I’ve met my first computer at the age of six, and at the time, it ran MS DOS. Right from the start, I was amazed by the possibilities offered by the platform. I started by playing shareware games, then I ran a LOGO clone and took control of the legendary turtle. I drew infinite spiral and pseudo-fractal, leafs, squares, chessboards, just for the sake of it. Then I discovered BASIC, and it was the beginning of the end. « Real » programming opened new doors to create stuff. I wrote Tic-tac-toe, insulting teacher name generator, lots of « test » programs, stuff that played annoying sound on the computer speaker, dice rollers, …

At the age of eight, I wrote a TETRIS clone and spent more time playing it than coding it. It was eye opening.
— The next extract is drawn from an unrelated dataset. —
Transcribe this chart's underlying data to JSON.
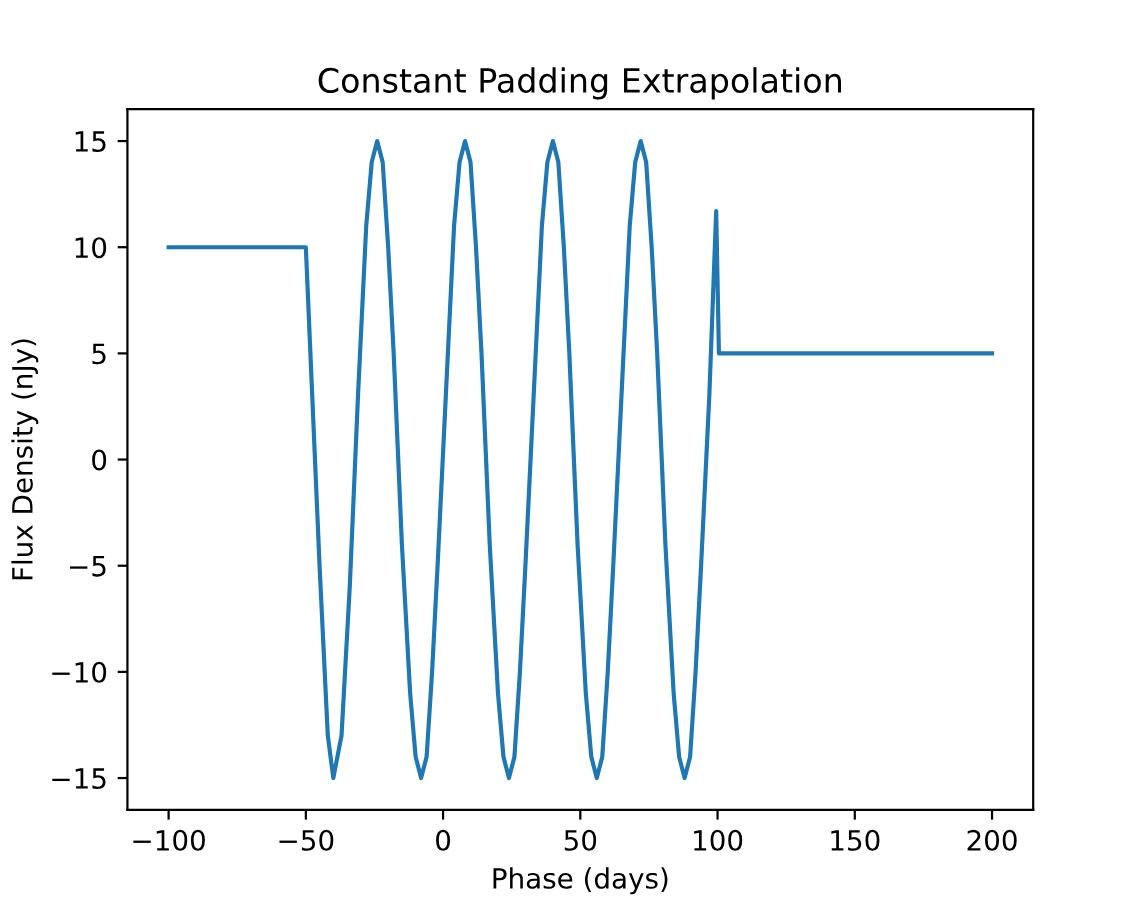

Not only programming was fun, but it allowed me to create fun stuff. Double rainbow. I immediately envisioned my future as a game programmer, writing games, playing them, and making buck loads of money (yeah, I also received my first allowance around the time). I pursued my childhood mostly writing useless (but fun to create) programs, learning some C, and ended up discovering the Internet on my 33.6kbps modem.
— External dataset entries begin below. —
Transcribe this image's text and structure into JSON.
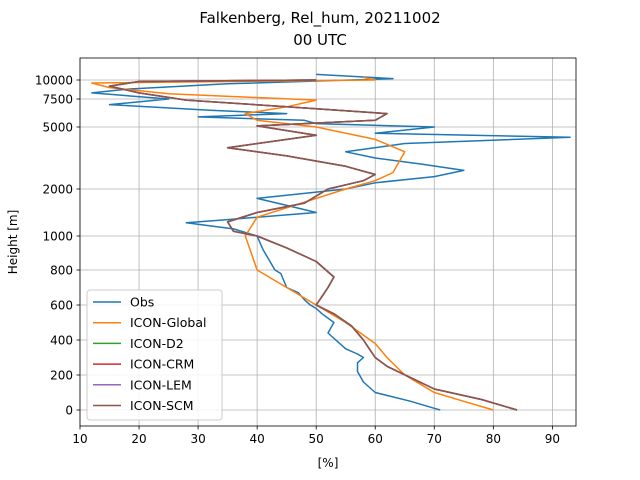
{
  "chart_data": {
    "type": "line",
    "title": "Falkenberg, Rel_hum, 20211002",
    "subtitle": "00 UTC",
    "xlabel": "[%]",
    "ylabel": "Height [m]",
    "xlim": [
      10,
      94
    ],
    "xticks": [
      "10",
      "20",
      "30",
      "40",
      "50",
      "60",
      "70",
      "80",
      "90"
    ],
    "yticks": [
      "0",
      "200",
      "400",
      "600",
      "800",
      "1000",
      "2000",
      "5000",
      "7500",
      "10000"
    ],
    "grid": true,
    "legend_position": "lower-left",
    "colors": {
      "Obs": "#1f77b4",
      "ICON-Global": "#ff7f0e",
      "ICON-D2": "#2ca02c",
      "ICON-CRM": "#d62728",
      "ICON-LEM": "#9467bd",
      "ICON-SCM": "#8c564b"
    },
    "legend": [
      "Obs",
      "ICON-Global",
      "ICON-D2",
      "ICON-CRM",
      "ICON-LEM",
      "ICON-SCM"
    ],
    "series": [
      {
        "name": "Obs",
        "points": [
          [
            71,
            0
          ],
          [
            70,
            10
          ],
          [
            66,
            50
          ],
          [
            60,
            100
          ],
          [
            58,
            160
          ],
          [
            57,
            220
          ],
          [
            57,
            270
          ],
          [
            58,
            300
          ],
          [
            57,
            320
          ],
          [
            55,
            350
          ],
          [
            52,
            440
          ],
          [
            53,
            500
          ],
          [
            51,
            550
          ],
          [
            50,
            580
          ],
          [
            49,
            600
          ],
          [
            48,
            630
          ],
          [
            47,
            670
          ],
          [
            45,
            700
          ],
          [
            44,
            780
          ],
          [
            43,
            800
          ],
          [
            42,
            860
          ],
          [
            41,
            920
          ],
          [
            40,
            1000
          ],
          [
            36,
            1150
          ],
          [
            28,
            1280
          ],
          [
            35,
            1350
          ],
          [
            50,
            1500
          ],
          [
            45,
            1650
          ],
          [
            40,
            1800
          ],
          [
            55,
            2000
          ],
          [
            60,
            2300
          ],
          [
            70,
            2600
          ],
          [
            75,
            2900
          ],
          [
            68,
            3200
          ],
          [
            60,
            3500
          ],
          [
            55,
            3800
          ],
          [
            65,
            4200
          ],
          [
            93,
            4500
          ],
          [
            60,
            4700
          ],
          [
            70,
            5000
          ],
          [
            50,
            5300
          ],
          [
            48,
            5600
          ],
          [
            30,
            5900
          ],
          [
            45,
            6200
          ],
          [
            32,
            6500
          ],
          [
            15,
            7000
          ],
          [
            25,
            7500
          ],
          [
            12,
            8300
          ],
          [
            18,
            8800
          ],
          [
            35,
            9500
          ],
          [
            63,
            10200
          ],
          [
            50,
            10800
          ]
        ]
      },
      {
        "name": "ICON-Global",
        "points": [
          [
            80,
            0
          ],
          [
            75,
            50
          ],
          [
            70,
            100
          ],
          [
            65,
            200
          ],
          [
            62,
            300
          ],
          [
            60,
            380
          ],
          [
            55,
            500
          ],
          [
            50,
            600
          ],
          [
            45,
            700
          ],
          [
            40,
            800
          ],
          [
            39,
            900
          ],
          [
            38,
            1000
          ],
          [
            40,
            1400
          ],
          [
            45,
            1600
          ],
          [
            55,
            2000
          ],
          [
            60,
            2400
          ],
          [
            63,
            2800
          ],
          [
            64,
            3300
          ],
          [
            65,
            3800
          ],
          [
            60,
            4400
          ],
          [
            50,
            5000
          ],
          [
            40,
            5600
          ],
          [
            38,
            6200
          ],
          [
            45,
            6800
          ],
          [
            50,
            7400
          ],
          [
            25,
            8200
          ],
          [
            15,
            9000
          ],
          [
            12,
            9600
          ],
          [
            60,
            10000
          ],
          [
            58,
            10400
          ]
        ]
      },
      {
        "name": "ICON-D2",
        "points": [
          [
            84,
            0
          ],
          [
            78,
            60
          ],
          [
            70,
            120
          ],
          [
            62,
            250
          ],
          [
            60,
            300
          ],
          [
            59,
            350
          ],
          [
            58,
            400
          ],
          [
            56,
            480
          ],
          [
            53,
            550
          ],
          [
            50,
            600
          ],
          [
            51,
            650
          ],
          [
            52,
            700
          ],
          [
            53,
            760
          ],
          [
            50,
            850
          ],
          [
            45,
            930
          ],
          [
            40,
            1000
          ],
          [
            36,
            1100
          ],
          [
            35,
            1300
          ],
          [
            40,
            1500
          ],
          [
            48,
            1700
          ],
          [
            52,
            2000
          ],
          [
            58,
            2400
          ],
          [
            60,
            2700
          ],
          [
            55,
            3100
          ],
          [
            45,
            3600
          ],
          [
            35,
            4000
          ],
          [
            50,
            4600
          ],
          [
            40,
            5100
          ],
          [
            60,
            5600
          ],
          [
            62,
            6200
          ],
          [
            45,
            6800
          ],
          [
            28,
            7400
          ],
          [
            20,
            8300
          ],
          [
            15,
            9200
          ],
          [
            20,
            9800
          ],
          [
            50,
            10000
          ]
        ]
      },
      {
        "name": "ICON-CRM",
        "points": [
          [
            84,
            0
          ],
          [
            78,
            60
          ],
          [
            70,
            120
          ],
          [
            62,
            250
          ],
          [
            60,
            300
          ],
          [
            59,
            350
          ],
          [
            58,
            400
          ],
          [
            56,
            480
          ],
          [
            53,
            550
          ],
          [
            50,
            600
          ],
          [
            51,
            650
          ],
          [
            52,
            700
          ],
          [
            53,
            760
          ],
          [
            50,
            850
          ],
          [
            45,
            930
          ],
          [
            40,
            1000
          ],
          [
            36,
            1100
          ],
          [
            35,
            1300
          ],
          [
            40,
            1500
          ],
          [
            48,
            1700
          ],
          [
            52,
            2000
          ],
          [
            58,
            2400
          ],
          [
            60,
            2700
          ],
          [
            55,
            3100
          ],
          [
            45,
            3600
          ],
          [
            35,
            4000
          ],
          [
            50,
            4600
          ],
          [
            40,
            5100
          ],
          [
            60,
            5600
          ],
          [
            62,
            6200
          ],
          [
            45,
            6800
          ],
          [
            28,
            7400
          ],
          [
            20,
            8300
          ],
          [
            15,
            9200
          ],
          [
            20,
            9800
          ],
          [
            50,
            10000
          ]
        ]
      },
      {
        "name": "ICON-LEM",
        "points": [
          [
            84,
            0
          ],
          [
            78,
            60
          ],
          [
            70,
            120
          ],
          [
            62,
            250
          ],
          [
            60,
            300
          ],
          [
            59,
            350
          ],
          [
            58,
            400
          ],
          [
            56,
            480
          ],
          [
            53,
            550
          ],
          [
            50,
            600
          ],
          [
            51,
            650
          ],
          [
            52,
            700
          ],
          [
            53,
            760
          ],
          [
            50,
            850
          ],
          [
            45,
            930
          ],
          [
            40,
            1000
          ],
          [
            36,
            1100
          ],
          [
            35,
            1300
          ],
          [
            40,
            1500
          ],
          [
            48,
            1700
          ],
          [
            52,
            2000
          ],
          [
            58,
            2400
          ],
          [
            60,
            2700
          ],
          [
            55,
            3100
          ],
          [
            45,
            3600
          ],
          [
            35,
            4000
          ],
          [
            50,
            4600
          ],
          [
            40,
            5100
          ],
          [
            60,
            5600
          ],
          [
            62,
            6200
          ],
          [
            45,
            6800
          ],
          [
            28,
            7400
          ],
          [
            20,
            8300
          ],
          [
            15,
            9200
          ],
          [
            20,
            9800
          ],
          [
            50,
            10000
          ]
        ]
      },
      {
        "name": "ICON-SCM",
        "points": [
          [
            84,
            0
          ],
          [
            78,
            60
          ],
          [
            70,
            120
          ],
          [
            62,
            250
          ],
          [
            60,
            300
          ],
          [
            59,
            350
          ],
          [
            58,
            400
          ],
          [
            56,
            480
          ],
          [
            53,
            550
          ],
          [
            50,
            600
          ],
          [
            51,
            650
          ],
          [
            52,
            700
          ],
          [
            53,
            760
          ],
          [
            50,
            850
          ],
          [
            45,
            930
          ],
          [
            40,
            1000
          ],
          [
            36,
            1100
          ],
          [
            35,
            1300
          ],
          [
            40,
            1500
          ],
          [
            48,
            1700
          ],
          [
            52,
            2000
          ],
          [
            58,
            2400
          ],
          [
            60,
            2700
          ],
          [
            55,
            3100
          ],
          [
            45,
            3600
          ],
          [
            35,
            4000
          ],
          [
            50,
            4600
          ],
          [
            40,
            5100
          ],
          [
            60,
            5600
          ],
          [
            62,
            6200
          ],
          [
            45,
            6800
          ],
          [
            28,
            7400
          ],
          [
            20,
            8300
          ],
          [
            15,
            9200
          ],
          [
            20,
            9800
          ],
          [
            50,
            10000
          ]
        ]
      }
    ]
  }
}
It looked better at the time.

That’s when I started my teenage years. Around twelve, I created my first website using Frontpage Express, the Notepad and Paint. It was about Fallout 2, and I’m quite proud to say it’s still online, even if I’ve forgotten the identifiers long ago. I also started playing The 4th Coming, an MMORPG hosted on GOA. Not too long after that, I’ve discovered how reverse engineering worked, and wrote pieces of software to cheat on that game, exploiting its huge network vulnerabilities to teleport, move through walls, talk to NPC remotely, …
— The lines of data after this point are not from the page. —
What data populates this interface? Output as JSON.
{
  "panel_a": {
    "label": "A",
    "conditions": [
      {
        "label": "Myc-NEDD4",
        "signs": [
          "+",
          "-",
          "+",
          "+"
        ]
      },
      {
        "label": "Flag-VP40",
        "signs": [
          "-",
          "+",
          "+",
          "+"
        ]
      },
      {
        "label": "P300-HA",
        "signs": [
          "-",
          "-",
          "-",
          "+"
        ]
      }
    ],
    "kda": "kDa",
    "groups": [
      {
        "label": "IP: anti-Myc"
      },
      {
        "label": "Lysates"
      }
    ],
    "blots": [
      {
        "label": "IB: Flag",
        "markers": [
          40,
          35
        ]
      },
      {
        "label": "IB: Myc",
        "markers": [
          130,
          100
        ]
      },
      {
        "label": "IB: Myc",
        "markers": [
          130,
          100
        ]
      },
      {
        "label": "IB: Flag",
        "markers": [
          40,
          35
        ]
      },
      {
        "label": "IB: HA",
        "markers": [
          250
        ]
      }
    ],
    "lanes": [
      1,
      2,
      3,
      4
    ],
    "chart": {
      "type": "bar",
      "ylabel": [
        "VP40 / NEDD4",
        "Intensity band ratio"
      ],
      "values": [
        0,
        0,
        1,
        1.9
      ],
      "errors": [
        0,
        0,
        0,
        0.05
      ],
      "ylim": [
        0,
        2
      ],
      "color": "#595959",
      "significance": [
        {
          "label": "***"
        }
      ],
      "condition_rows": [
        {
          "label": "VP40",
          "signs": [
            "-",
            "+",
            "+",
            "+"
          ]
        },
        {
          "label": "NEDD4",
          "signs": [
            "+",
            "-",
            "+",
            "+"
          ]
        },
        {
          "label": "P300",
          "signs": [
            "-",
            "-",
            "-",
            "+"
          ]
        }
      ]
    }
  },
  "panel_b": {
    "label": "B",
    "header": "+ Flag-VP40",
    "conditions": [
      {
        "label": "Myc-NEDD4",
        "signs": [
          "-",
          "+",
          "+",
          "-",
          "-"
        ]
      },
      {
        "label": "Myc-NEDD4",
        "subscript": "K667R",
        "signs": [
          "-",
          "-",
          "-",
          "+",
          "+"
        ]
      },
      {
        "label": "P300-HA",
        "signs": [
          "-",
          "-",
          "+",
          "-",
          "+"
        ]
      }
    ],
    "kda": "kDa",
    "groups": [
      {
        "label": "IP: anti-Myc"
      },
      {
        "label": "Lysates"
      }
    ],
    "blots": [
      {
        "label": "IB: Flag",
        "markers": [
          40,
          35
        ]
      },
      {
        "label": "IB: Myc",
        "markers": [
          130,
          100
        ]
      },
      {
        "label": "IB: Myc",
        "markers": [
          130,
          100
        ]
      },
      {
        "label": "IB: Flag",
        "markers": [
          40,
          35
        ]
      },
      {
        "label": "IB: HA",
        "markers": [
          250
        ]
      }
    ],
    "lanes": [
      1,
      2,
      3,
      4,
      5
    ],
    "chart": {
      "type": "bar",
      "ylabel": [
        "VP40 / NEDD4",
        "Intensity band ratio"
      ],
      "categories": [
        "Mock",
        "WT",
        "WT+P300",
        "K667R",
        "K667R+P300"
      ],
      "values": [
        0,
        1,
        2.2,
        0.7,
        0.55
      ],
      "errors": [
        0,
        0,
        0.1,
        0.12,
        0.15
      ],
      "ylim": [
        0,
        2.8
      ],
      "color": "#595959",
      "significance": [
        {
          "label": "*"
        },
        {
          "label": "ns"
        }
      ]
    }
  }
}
At fifteen, I finished my mandatory school classes, and was hired as an apprentice at Swisscom. I did very interesting stuff here, like writing a PHP forum, implementing serial communication through COM ports with a custom wired cable, and learned how to manage a network. Also, I experienced some big disappointments, as I discovered that even as an apprentice, I had to go to school one day a week, that the teachers on that school weren’t more fun than the previous ones, and that there was a tremendous amount of homework to do, which was incompatible with my personal occupation. That’s why I dropped after one year out of four.

Swisscom logo

Around the same time, I got hired as a volunteer Webmaster on the JeuxOnline network, used my access to exploit server vulnerabilities, and got fired. I then started working on Althea, a persistent-state 94-players module for Neverwinter Nights, and that was one of the most thrilling game development experience I ever had. I worked with many talented people, and a passionate community of both modders and players. I got re-hired on JoL, misused my accesses again, and was re-fired. Which marked the end of my quite unpleasant teenage days. Paradoxically, my parents always thought I was a very calm adolescent, that caused no problem. Well, I’m sure I’ve annoyed much more people that way than by simply drinking/partying/missing school/insulting my parents. Not proud of it.

After leaving Swisscom, since being jobless wasn’t really an option financially, I joined a small pharmaceutical-related software development company, called PharmaSoft. I discovered C# there, and wrote modular upgrades to an old VB6 application. It way my first real job as a programmer, and I enjoyed it.